Вася мигом юркнул обратно и попытался забаррикадировать входную дверь. Увы, более сильный дьяк вошёл внутрь. Я к тому времени удрал наверх, а кот успел запереться в бабкиной горнице.
Мстительный Филимон Митрофанович дважды пнул коленом в стену, добавил кулаком по печке, ушибся и, лелея раненую руку, продолжал лихорадочный обыск нашего отделения, бормоча себе под нос:
– Ну, раз нету никого, так и я не виноват. Где ж тут бумаги милицейские хранятся? Где блокнот покойного участкового, безбожника да смутьяна? В гробу навродь его не было…
Конечно, не было, я держу свои записи в планшетке, а когда меня собирались «хоронить», аккуратно переложил её себе под перину. Там она до сих пор и лежит, надо бы вытащить, кстати, просто не до того было. С утра голова кругом, да что говорить, вы и сами всё знаете…
– Нельзя, чтоб блокнот Никиткин в милиции остался. Слишком много в нём тайн да всяких секретных записей. Вот ужо как он у меня окажется, так я с теми секретами… Я тут такого-всякого наворочу… Я ж при самом царе наипервейшим советчиком стану! Да и у государя нашего, поди, рыльце в пушку… Уж про него-то сыскной воевода, видать, много знал, не зазря, поди, друг с дружкой наливку вёдрами пробовали… А меня выгоняли! У-у, фарисеи бессовестные, креста на вас нет, не налили вовремя рюмочку, так вот вам! Вот! Помоги, Матерь Пресвятая Богородица, отыскать блокнот милицейский, я те свечку поставлю, без обману…
Но Богородица, как вы догадались, на предложение свечки не купилась, и трусливый дьяк, постоянно озираясь, продолжал свой несанкционированный обыск.
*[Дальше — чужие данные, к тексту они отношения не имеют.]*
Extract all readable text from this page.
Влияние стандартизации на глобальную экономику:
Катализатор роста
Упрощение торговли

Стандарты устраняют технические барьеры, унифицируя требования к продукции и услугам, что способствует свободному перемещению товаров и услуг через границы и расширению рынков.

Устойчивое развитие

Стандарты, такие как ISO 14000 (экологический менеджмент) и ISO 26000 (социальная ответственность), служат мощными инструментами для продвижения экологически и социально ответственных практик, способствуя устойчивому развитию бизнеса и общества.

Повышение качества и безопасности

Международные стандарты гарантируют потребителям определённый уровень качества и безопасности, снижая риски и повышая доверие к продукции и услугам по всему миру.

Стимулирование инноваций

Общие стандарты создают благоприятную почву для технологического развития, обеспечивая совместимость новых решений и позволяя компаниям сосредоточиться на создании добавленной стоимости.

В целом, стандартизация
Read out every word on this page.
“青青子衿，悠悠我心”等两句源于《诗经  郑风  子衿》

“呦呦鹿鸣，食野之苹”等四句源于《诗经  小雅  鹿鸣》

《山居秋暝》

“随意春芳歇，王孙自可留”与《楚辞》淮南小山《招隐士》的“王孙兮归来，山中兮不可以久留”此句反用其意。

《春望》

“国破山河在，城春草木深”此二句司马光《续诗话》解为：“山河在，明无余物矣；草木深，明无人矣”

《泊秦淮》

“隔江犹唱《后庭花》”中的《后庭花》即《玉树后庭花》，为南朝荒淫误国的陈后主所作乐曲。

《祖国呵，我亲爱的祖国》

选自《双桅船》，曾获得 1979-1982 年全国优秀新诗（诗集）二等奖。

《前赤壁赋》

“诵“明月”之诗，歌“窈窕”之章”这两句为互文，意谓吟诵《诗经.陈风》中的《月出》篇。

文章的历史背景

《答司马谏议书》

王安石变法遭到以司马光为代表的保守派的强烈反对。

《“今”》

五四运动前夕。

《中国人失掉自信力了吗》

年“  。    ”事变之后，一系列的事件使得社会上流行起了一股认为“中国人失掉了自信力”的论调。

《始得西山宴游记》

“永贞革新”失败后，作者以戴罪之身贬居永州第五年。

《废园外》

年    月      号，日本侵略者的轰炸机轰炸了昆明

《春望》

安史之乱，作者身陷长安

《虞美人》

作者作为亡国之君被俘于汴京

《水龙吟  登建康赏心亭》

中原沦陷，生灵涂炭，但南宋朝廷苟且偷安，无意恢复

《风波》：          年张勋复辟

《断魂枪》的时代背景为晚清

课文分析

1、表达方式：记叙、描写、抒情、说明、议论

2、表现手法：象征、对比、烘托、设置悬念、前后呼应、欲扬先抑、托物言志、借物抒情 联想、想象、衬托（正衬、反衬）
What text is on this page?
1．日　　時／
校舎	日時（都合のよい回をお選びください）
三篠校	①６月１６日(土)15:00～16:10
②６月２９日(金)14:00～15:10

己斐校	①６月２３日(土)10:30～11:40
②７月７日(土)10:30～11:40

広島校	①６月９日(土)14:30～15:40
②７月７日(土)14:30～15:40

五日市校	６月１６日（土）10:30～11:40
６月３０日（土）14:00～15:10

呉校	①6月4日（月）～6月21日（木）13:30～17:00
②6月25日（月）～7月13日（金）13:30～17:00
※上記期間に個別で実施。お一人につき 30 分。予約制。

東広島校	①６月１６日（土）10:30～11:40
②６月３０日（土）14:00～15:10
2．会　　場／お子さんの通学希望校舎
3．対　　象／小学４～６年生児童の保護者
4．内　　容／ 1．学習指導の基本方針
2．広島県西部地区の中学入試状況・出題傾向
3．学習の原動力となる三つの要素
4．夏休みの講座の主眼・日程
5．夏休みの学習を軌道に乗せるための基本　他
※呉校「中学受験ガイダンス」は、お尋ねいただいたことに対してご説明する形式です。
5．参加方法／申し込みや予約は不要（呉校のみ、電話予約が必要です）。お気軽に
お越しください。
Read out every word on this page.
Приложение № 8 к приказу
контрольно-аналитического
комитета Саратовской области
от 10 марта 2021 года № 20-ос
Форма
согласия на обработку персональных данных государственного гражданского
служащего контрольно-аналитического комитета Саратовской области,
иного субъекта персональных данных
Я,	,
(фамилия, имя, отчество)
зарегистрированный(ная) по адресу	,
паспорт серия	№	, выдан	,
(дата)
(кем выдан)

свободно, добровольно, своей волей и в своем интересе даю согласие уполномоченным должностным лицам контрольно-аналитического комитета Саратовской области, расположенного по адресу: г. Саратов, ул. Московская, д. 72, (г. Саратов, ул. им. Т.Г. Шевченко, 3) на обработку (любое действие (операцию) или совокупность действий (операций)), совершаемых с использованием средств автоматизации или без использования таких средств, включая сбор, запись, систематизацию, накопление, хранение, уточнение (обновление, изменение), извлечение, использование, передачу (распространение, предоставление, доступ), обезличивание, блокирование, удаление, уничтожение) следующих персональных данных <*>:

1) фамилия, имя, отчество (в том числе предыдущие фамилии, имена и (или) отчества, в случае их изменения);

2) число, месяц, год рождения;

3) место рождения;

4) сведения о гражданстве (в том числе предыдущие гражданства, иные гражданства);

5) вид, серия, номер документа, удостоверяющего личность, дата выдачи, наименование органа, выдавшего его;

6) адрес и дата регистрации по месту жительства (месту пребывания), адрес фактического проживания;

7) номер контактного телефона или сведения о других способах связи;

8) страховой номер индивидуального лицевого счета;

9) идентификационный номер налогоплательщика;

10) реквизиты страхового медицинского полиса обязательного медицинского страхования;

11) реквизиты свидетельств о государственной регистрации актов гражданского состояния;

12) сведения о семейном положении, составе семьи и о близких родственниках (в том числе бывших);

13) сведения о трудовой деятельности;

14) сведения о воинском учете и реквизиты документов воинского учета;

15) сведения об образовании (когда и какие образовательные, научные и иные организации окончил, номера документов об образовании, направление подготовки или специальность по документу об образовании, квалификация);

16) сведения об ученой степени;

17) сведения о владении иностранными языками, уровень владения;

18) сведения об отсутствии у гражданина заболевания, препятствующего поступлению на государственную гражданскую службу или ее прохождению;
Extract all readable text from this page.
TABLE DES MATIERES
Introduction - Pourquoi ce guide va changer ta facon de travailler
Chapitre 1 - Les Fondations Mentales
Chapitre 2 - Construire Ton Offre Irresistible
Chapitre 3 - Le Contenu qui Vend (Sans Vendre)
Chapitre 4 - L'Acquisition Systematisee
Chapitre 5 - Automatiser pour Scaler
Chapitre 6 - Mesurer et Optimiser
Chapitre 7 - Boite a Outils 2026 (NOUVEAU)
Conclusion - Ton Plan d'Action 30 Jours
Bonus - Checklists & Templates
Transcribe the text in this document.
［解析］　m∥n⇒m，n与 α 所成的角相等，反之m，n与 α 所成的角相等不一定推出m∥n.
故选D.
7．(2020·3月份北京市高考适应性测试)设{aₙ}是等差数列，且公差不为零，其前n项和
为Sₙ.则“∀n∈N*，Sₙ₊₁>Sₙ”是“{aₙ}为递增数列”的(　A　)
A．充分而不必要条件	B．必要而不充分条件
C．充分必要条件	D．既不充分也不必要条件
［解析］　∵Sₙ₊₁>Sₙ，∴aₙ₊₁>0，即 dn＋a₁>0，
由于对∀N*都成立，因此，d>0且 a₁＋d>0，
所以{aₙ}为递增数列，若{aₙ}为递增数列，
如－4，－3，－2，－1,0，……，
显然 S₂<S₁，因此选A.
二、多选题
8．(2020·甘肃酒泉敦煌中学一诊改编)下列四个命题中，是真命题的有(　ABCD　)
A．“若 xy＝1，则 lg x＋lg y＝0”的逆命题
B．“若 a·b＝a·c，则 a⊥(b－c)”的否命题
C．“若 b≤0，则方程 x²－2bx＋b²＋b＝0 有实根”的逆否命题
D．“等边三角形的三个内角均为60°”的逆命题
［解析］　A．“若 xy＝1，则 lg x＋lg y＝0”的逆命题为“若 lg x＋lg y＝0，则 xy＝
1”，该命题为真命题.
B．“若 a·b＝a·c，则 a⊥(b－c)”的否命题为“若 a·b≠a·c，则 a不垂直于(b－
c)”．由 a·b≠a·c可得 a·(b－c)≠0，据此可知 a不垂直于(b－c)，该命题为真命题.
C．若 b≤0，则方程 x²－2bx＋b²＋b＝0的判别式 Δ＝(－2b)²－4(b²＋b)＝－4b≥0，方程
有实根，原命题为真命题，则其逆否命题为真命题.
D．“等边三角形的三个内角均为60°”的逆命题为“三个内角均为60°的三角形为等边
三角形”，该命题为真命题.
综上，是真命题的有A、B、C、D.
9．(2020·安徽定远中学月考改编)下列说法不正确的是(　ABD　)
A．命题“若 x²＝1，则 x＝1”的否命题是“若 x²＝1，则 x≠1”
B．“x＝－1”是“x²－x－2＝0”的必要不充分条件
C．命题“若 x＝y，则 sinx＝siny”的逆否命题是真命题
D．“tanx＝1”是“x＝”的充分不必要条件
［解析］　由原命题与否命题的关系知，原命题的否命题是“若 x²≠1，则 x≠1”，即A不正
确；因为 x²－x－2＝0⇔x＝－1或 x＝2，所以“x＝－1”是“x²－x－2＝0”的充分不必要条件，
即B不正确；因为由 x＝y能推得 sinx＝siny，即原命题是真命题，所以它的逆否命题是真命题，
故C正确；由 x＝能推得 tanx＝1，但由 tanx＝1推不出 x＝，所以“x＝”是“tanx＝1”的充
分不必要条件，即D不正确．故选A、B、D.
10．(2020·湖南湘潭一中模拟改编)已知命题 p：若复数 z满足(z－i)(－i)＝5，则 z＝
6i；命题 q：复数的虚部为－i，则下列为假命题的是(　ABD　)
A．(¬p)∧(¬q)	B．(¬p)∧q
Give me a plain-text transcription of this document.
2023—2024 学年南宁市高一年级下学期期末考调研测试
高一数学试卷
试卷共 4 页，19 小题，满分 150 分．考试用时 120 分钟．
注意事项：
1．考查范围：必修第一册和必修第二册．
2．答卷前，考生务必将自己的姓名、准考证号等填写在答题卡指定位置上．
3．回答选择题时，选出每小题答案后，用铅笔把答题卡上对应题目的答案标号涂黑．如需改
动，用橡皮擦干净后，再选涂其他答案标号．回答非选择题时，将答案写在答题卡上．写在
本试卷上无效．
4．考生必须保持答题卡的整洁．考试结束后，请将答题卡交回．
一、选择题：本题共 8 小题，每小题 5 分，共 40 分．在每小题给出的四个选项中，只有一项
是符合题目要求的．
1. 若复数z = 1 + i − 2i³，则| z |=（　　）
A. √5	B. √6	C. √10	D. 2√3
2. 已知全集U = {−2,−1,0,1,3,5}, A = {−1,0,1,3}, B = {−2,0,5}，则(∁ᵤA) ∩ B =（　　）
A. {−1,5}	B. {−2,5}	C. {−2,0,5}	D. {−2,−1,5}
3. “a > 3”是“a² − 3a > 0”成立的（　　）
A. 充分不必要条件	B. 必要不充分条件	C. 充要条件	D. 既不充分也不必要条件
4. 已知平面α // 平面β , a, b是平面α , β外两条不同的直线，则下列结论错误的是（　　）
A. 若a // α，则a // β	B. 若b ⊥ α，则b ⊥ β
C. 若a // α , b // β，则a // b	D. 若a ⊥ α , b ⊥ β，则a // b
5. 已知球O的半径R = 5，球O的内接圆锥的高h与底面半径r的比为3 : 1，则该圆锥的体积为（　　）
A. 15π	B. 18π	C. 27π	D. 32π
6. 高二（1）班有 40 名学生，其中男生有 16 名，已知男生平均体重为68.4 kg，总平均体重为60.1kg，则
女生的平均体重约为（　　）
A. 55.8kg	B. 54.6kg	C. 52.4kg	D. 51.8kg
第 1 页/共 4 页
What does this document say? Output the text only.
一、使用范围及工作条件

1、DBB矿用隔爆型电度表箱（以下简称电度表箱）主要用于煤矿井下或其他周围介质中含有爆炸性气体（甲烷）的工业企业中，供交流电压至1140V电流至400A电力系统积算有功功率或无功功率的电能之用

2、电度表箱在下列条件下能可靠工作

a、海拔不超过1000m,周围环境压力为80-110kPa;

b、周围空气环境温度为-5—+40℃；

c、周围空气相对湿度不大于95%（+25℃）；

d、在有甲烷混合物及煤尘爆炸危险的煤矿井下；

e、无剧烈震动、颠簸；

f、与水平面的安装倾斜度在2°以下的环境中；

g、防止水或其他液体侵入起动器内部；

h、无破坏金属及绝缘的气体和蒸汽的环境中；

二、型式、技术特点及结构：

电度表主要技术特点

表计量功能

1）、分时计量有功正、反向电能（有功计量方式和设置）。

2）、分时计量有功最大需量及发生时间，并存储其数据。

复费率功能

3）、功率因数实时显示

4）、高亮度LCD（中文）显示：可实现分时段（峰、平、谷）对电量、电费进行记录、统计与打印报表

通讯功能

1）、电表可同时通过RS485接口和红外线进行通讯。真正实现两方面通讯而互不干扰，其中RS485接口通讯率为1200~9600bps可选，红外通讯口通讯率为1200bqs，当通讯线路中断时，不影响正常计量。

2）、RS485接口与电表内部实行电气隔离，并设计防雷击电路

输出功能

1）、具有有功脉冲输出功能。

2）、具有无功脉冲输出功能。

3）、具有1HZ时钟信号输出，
Но фигу ему засахаренную в подмышечную впадину, а не мой блокнот!
– И чего ж это я, дурачинушка, по ненужным местам топчусь? Ведь покойный, поди, свои записи тайные в своей же горнице хранил. Стало быть, там они и есть! Пойду гляну, прости, Господи, грехи наши тяжкие… Не за-ради себя стараюся, а токмо во благо государства!
Что ж, велика у Бабы-яги хата (пардон, терем), а отступать некуда. Я сорвал со своей кровати пёстрое лоскутное одеяло и, как только дьяк вошёл ко мне в комнату, набросился сзади. Гражданин Груздев, с одеялом на голове, в неконтролируемом испуге совершил какой-то дикий козлиный прыжок и треснулся лбом об оконную раму. Упс…
Стёкла, по счастью, выдержали, рама тоже, как и лоб незадачливого расхитителя милицейской собственности. Просто Филимон Митрофанович рухнул, где стоял, и впал в полную бессознательность. Я осторожно похлопал его по щекам, но мятежный служитель думского приказа никак не реагировал. А снизу вдруг раздались тихие шаги с пристукиванием, словно кто-то крался по лестнице на маленьких копытцах.